In 1999, Bucknell students embarked on an organized first service-learning experience, traveling to Nicaragua with the Bucknell Brigade to help rebuild the community of Nueva Vida following the destruction wrought by Hurricane Mitch. For Jamie Cistoldi Lee ’99 and many other students, the trip was life changing.
After spending a semester abroad at the School for International Training in Nicaragua, Lee was particularly attuned to the plight of Nicaraguans. “It wasn’t enough to watch stories about the hurricane unfold on CNN,” says Lee, director of practicum and partnerships at the Montessori-based Post Oak School, in Houston. “I thought if we could bring people down there, bear witness and work alongside Nicaraguans rebuilding, it would spark something different in each of us.”
Lee was eager to find a way to help and learned about the Center for Development in Central America, the Nicaraguan arm of Jubilee House Community (JHC) in Rock Hill, S.C. JHC’s founders/directors, Kathleen Murdock and Mike Woodard, were receptive, so Cistoldi and former Latin American studies professor Bonnie Poteet traveled to Nicaragua in January 1999. Knowing that many temporary resettlement areas become permanent communities, a long-term goal for those displaced was creating a medical clinic.
“You can’t learn about a place like Nicaragua from a book, documentary or from an article or lecture,” says Woodard. “Nicaragua is a five-sense experience. Our primary objective is to get students down there to have that experience and give them a basis to expand their view of the world and their role in it.”
Lee accomplished that aim, enlisting 36 students and faculty, including former Bucknell physician Donald Stechschulte and former University Chaplain Ian Oliver, for the first Bucknell Brigade, during spring break 1999.
According to Murdock and Woodard, Bucknell’s first service-learning program was instrumental in rebuilding the Nueva Vida community in Nicaragua.
“Bucknell, from day one, was involved in the planning and construction of our medical clinic, which sees over 10,000 people a year,” says Woodard. Other projects in the two decades have included two additions to the clinic, a water line for potable water and a women’s sewing cooperative that provides jobs.
“Bucknell students and faculty mixed concrete by hand, built buildings, painted and helped get furniture,” Murdock adds. “They also fundraise on campus every year. Last year, they contributed $25,000.” Organically grown Nicaraguan coffee is sold on campus and used by Bucknell Dining Services as one of the main sources of support from the Brigade.
Lee’s involvement in the Brigade didn’t end with graduation. As part of her job to curate international programs for her school’s interim term, she reconnected with JHC, prompting student travels to Nicaragua. She organized a similar trip for her synagogue.
Lee says she has talked to many Brigade participants who have changed career paths or joined the Peace Corps as a result of their stints in Nicaragua. “Even 20 years later, the Brigade is a catalyst for change for so many people,” she says.
As influential as Bucknell Brigade has been, no trip was possible this academic year due to civil unrest and a State Department travel advisory.
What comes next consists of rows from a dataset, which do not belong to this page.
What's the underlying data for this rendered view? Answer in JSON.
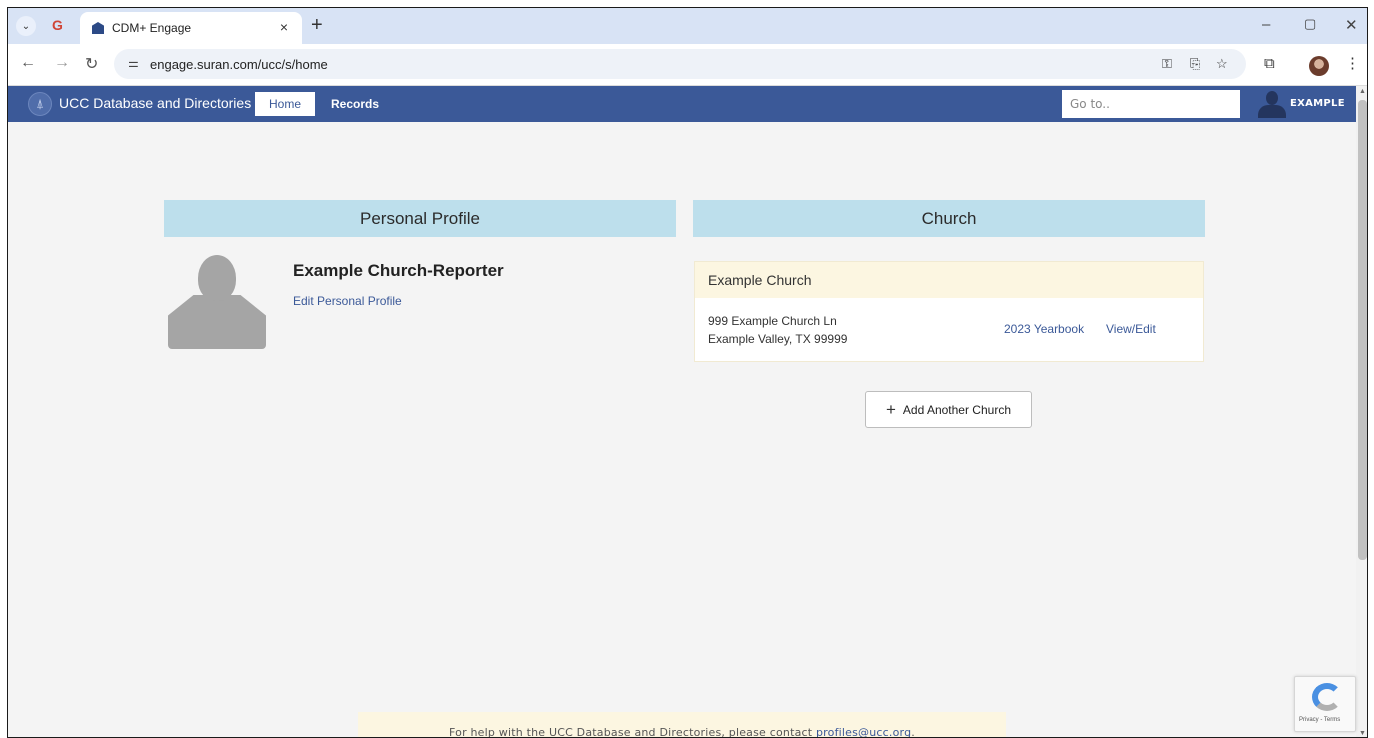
{
  "browser": {
    "tab_title": "CDM+ Engage",
    "tab_close": "×",
    "new_tab": "+",
    "url": "engage.suran.com/ucc/s/home",
    "window_controls": {
      "minimize": "–",
      "maximize": "▢",
      "close": "✕"
    }
  },
  "site": {
    "title": "UCC Database and Directories",
    "nav": {
      "home": "Home",
      "records": "Records"
    },
    "goto_placeholder": "Go to..",
    "user_name": "EXAMPLE",
    "accent_color": "#3b5998"
  },
  "personal_profile": {
    "header": "Personal Profile",
    "name": "Example Church-Reporter",
    "edit_link": "Edit Personal Profile"
  },
  "church": {
    "header": "Church",
    "card": {
      "name": "Example Church",
      "address_line1": "999 Example Church Ln",
      "address_line2": "Example Valley, TX 99999",
      "yearbook_link": "2023 Yearbook",
      "view_edit_link": "View/Edit"
    },
    "add_button": "Add Another Church"
  },
  "footer": {
    "help_text": "For help with the UCC Database and Directories, please contact ",
    "email": "profiles@ucc.org",
    "help_suffix": "."
  },
  "recaptcha": {
    "text": "Privacy - Terms"
  },
  "icons": [
    "tab-dropdown-icon",
    "google-icon",
    "back-icon",
    "forward-icon",
    "reload-icon",
    "site-settings-icon",
    "password-key-icon",
    "install-app-icon",
    "bookmark-star-icon",
    "extensions-icon",
    "menu-dots-icon",
    "ucc-logo-icon",
    "user-avatar-icon",
    "plus-icon",
    "recaptcha-icon"
  ]
}
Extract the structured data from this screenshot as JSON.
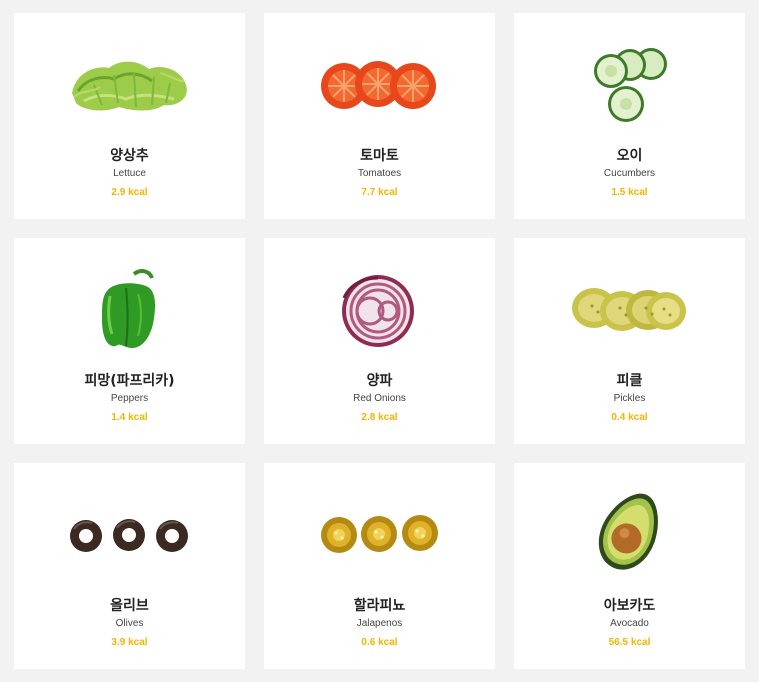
{
  "colors": {
    "background": "#f2f2f2",
    "card": "#ffffff",
    "kcal": "#f6b300"
  },
  "items": [
    {
      "name_ko": "양상추",
      "name_en": "Lettuce",
      "kcal": "2.9 kcal",
      "icon": "lettuce-icon"
    },
    {
      "name_ko": "토마토",
      "name_en": "Tomatoes",
      "kcal": "7.7 kcal",
      "icon": "tomato-icon"
    },
    {
      "name_ko": "오이",
      "name_en": "Cucumbers",
      "kcal": "1.5 kcal",
      "icon": "cucumber-icon"
    },
    {
      "name_ko": "피망(파프리카)",
      "name_en": "Peppers",
      "kcal": "1.4 kcal",
      "icon": "pepper-icon"
    },
    {
      "name_ko": "양파",
      "name_en": "Red Onions",
      "kcal": "2.8 kcal",
      "icon": "onion-icon"
    },
    {
      "name_ko": "피클",
      "name_en": "Pickles",
      "kcal": "0.4 kcal",
      "icon": "pickle-icon"
    },
    {
      "name_ko": "올리브",
      "name_en": "Olives",
      "kcal": "3.9 kcal",
      "icon": "olive-icon"
    },
    {
      "name_ko": "할라피뇨",
      "name_en": "Jalapenos",
      "kcal": "0.6 kcal",
      "icon": "jalapeno-icon"
    },
    {
      "name_ko": "아보카도",
      "name_en": "Avocado",
      "kcal": "56.5 kcal",
      "icon": "avocado-icon"
    }
  ]
}
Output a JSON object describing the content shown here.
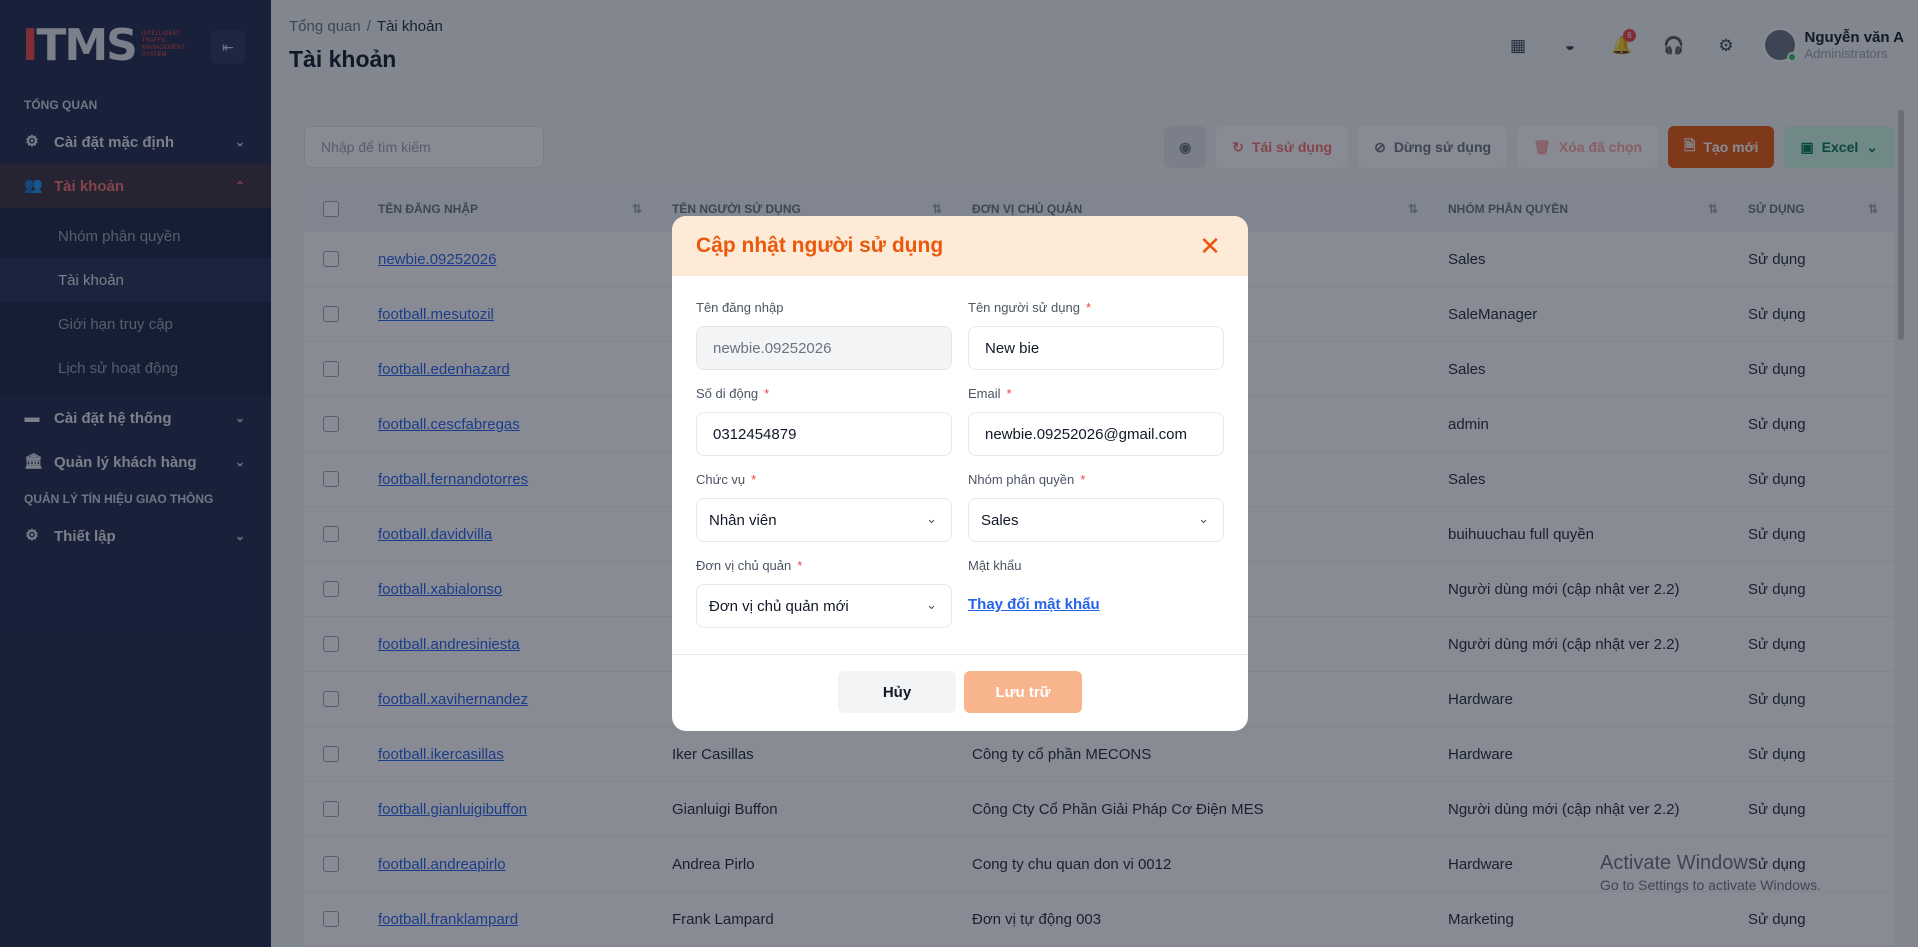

Instead, Bucknell sponsored a visit in October from JHC’s Murdock and Woodard for a 20th-anniversary celebration.
Lee attributes the Brigade’s success and longevity to the strength of Bucknell’s Office of Civic Engagement (OCE). “Other institutions do civic engagement, but Bucknell asks students to think differently about the way they situate themselves in the world,” she says.
Janice Butler, who retired in June as OCE director, participated in the first and many subsequent Brigades. “Witnessing and being part of the transformative learning that can happen when students, faculty and staff live and work together for a common cause led me to want to become more involved [in creating additional Bucknell service-learning opportunities],” she says.